DEMOKRASINEWS, Sulawesi Utara – Pencurian koleksi barang antik di Museum Sulawesi Utara (Sultra) pada Selasa dini hari 26 Januari 2021 merupakan bentuk kelalaian pihak UPTD Museum. Demikian di katakanAlumni Arkeologi UHO Sorot, Saswal Ukba, Rabo (27/1)
Adapun beberapa barang antik berharga hilang di curi yakni cerek, cangkir terbuat dan berbentuk Kuningan. “Seharusnya pihak museum lebih protektif terhadap segala potensi vandalis, baik itu berupa pengrusakan maupun pencurian barang-barang koleksi,” ujarnya.
Kejadian itu, menurut Saswal merupakan bentuk kelalaian paling vatal. Karena seyogya nya, pihak UPTD dengan tugas dan fungsinya harus mampu menjaga koleksi musium jangan sampai rusak apalagi hilang dicuri. “Atas kejadian ini, ada indikasi keamanan museum tidak begitu terjamin,” tandasnya.
Bahkan, lanjut Saswal, dengan kejadian itu juga menandakan kinerja UPTD Mesium dalam mengedukasi masyarakat tentang pentingnya tinggalan benda bersejarah untuk dijaga dan di lindungi masih kurang. “Sebab, jika masyarakat sadar pentingnya benda bersejarah sebagai sarana penguatan jati diri bangsa, maka perilaku tidak terpuji seperti ini tidak akan terjadi. Ini kelalaian yang sangat besar,” tambahnya.
Sebagai matan mahasiswa, Saswal juga menjelaskan pentingnya barang antik sebagai objek penelitian mahasiswa pada tugas akhir. “Karena tidak sedikit mahasiswa Arkeologi tertarik untuk mengambil kajian benda bersejarah. Tentunya masih banyak aspek akademik yang sepadan dengan permuseuman,” tukasnya.

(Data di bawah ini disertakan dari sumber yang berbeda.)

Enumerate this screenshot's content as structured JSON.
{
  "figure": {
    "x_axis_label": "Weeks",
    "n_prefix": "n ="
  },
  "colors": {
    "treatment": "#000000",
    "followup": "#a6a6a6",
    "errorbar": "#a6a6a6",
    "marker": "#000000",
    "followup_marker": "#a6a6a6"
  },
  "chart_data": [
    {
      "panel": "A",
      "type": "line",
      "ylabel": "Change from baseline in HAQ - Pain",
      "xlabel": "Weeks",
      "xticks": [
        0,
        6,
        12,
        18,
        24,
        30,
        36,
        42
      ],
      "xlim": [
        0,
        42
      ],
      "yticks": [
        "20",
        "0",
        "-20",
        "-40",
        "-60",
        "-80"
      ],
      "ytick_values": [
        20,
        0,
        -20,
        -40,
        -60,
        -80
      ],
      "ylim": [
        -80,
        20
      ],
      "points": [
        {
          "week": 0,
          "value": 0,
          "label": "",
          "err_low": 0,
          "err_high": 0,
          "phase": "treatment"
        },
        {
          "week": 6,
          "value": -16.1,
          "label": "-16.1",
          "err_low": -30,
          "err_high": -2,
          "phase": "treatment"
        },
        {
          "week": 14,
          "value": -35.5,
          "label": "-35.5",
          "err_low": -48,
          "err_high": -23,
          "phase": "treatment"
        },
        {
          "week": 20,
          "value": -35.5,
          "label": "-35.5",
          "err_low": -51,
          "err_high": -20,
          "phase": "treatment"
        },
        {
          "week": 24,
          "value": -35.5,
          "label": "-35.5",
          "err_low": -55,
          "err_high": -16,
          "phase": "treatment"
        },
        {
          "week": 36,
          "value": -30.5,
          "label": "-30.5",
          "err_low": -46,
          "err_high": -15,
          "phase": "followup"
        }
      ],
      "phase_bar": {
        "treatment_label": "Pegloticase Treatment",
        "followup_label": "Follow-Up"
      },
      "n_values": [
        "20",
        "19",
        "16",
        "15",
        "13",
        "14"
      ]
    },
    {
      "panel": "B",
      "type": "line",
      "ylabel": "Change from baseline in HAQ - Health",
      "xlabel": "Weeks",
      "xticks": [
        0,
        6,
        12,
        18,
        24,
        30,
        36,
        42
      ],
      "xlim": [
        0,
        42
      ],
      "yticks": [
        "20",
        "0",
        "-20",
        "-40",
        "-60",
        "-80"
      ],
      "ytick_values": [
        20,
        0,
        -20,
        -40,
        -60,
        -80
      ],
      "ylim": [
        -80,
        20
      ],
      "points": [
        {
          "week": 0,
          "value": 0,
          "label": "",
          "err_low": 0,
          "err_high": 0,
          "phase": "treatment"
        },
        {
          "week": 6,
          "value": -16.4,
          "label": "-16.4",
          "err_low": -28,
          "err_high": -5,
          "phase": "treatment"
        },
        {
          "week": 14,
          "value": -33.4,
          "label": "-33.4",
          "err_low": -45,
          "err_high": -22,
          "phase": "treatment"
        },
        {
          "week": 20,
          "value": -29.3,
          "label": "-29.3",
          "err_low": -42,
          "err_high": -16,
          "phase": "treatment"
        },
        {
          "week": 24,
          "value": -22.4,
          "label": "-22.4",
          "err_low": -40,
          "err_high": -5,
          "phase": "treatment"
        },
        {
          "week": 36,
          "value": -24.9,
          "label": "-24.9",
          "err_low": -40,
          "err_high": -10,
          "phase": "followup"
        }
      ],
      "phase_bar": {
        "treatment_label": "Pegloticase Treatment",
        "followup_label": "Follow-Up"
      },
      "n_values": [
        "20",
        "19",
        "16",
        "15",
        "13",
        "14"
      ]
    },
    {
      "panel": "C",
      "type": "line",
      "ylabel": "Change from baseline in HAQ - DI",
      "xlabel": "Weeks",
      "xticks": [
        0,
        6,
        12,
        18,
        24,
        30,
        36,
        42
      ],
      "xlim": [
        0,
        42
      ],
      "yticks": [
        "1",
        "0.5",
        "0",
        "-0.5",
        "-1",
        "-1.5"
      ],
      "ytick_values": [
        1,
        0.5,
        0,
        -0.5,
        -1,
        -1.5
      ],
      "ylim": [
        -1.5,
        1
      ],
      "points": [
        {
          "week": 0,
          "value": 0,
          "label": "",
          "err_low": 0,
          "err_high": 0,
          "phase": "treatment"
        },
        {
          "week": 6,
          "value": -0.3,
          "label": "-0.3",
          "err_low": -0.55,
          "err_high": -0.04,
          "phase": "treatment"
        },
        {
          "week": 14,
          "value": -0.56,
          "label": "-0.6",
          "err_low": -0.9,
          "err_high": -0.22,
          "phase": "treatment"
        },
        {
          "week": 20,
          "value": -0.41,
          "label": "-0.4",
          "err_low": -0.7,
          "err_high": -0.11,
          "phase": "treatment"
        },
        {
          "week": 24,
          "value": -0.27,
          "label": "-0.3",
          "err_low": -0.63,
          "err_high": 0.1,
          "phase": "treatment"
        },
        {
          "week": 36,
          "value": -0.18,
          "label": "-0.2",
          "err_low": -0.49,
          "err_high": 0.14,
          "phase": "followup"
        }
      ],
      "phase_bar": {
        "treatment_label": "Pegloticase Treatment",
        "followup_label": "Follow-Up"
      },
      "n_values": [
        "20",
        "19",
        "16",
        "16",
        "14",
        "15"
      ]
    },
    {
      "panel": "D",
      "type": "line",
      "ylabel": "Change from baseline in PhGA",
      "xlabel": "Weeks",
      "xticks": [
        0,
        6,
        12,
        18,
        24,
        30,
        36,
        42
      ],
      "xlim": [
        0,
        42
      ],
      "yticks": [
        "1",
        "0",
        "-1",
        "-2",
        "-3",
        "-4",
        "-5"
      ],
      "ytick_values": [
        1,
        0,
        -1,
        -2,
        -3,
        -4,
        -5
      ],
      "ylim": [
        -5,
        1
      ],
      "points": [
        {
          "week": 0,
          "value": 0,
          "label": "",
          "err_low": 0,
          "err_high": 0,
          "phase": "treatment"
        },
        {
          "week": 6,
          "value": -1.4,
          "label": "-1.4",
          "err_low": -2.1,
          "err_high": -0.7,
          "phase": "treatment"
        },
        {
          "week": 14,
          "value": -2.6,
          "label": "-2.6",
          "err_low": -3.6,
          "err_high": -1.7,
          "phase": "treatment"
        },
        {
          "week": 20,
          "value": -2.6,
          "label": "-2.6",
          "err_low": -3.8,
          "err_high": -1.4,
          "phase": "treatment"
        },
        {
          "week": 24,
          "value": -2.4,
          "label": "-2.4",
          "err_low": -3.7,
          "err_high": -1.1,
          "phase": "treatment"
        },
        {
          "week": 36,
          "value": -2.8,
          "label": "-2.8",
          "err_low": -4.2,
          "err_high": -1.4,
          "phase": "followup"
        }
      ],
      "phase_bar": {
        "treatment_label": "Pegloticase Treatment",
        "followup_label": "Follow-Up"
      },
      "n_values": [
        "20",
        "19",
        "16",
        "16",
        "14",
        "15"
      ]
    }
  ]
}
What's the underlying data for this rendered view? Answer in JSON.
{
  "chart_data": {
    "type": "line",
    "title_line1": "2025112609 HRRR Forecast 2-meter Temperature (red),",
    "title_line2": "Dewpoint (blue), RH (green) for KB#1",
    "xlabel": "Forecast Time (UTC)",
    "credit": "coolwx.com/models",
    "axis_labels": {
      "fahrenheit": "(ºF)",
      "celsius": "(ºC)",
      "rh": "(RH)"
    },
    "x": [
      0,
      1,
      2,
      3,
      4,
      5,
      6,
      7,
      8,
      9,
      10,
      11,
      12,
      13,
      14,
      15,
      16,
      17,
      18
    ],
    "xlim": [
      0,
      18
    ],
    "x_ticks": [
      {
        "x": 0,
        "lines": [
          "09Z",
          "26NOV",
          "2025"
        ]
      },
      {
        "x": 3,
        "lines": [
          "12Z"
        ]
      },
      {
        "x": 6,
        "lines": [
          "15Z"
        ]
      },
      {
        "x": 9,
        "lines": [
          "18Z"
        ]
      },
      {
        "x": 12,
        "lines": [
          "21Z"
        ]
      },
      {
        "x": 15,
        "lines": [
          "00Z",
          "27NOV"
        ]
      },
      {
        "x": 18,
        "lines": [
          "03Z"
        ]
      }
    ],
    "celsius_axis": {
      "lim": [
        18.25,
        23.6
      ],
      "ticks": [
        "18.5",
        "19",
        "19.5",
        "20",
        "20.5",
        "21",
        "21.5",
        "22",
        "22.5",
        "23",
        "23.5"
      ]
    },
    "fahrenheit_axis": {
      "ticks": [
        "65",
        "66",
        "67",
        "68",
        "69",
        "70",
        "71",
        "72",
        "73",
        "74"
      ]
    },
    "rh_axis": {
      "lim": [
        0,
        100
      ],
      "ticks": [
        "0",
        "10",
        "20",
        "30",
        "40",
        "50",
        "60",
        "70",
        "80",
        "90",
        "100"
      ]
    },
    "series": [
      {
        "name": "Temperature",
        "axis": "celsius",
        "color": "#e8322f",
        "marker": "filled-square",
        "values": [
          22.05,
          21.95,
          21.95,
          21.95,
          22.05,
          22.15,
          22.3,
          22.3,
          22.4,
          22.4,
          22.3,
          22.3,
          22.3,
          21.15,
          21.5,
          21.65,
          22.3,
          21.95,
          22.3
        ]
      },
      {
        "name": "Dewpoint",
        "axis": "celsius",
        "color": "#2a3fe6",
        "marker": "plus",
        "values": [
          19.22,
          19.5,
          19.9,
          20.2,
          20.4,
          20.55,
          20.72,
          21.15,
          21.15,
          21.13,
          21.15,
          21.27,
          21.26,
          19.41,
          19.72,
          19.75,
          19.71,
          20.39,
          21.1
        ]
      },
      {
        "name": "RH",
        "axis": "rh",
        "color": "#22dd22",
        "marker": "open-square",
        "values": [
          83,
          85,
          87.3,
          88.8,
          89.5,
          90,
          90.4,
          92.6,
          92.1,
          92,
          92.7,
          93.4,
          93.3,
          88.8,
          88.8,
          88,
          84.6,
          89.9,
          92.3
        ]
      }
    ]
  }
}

Secara tegas, Saswal mengecam keras tindakan pelaku pencurian. Ia berharap pelaku cepat tertangkap dan diproses sesuai hukum. “Disdikbud Sultra segera evaluasi kinerja Kepala UPTD Taman Budaya dan Museum, karena ratusan koleksi yang hilang tersebut adalah bukan jumlah yang sedikit, dan jangan sampai terjadi lagi kejadi serupa,” pungkasnya.
Sejalan dengan itu, Abdul Arafah selaku Mahasiswa Arkeologi UHO menyayangkan hilangnya ratusan koleksi di Museum Sultra. “Dengan kejadian vandalisme di Museum Prov Sultra ini tentu menjadi pembelajaran kita, dan terkusus pihak museum bidang keamanan. Apalagi koleksi museum yang telah di curi merupakan koleksi unggulan dan bernilai,” ujarnya.
“Saya menilai posisi museum Sultra saat ini memang sedang tidak berjalan dengan baik. Hal ini terbukti dengan kurangnya minat masyarakat untuk menikmati beragam benda bersejarah, sekaligus menandakan pengelolaannya terkait promosi, penataan tinggalan dan lain sebagainya masih kurang memadai,” pungkasnya.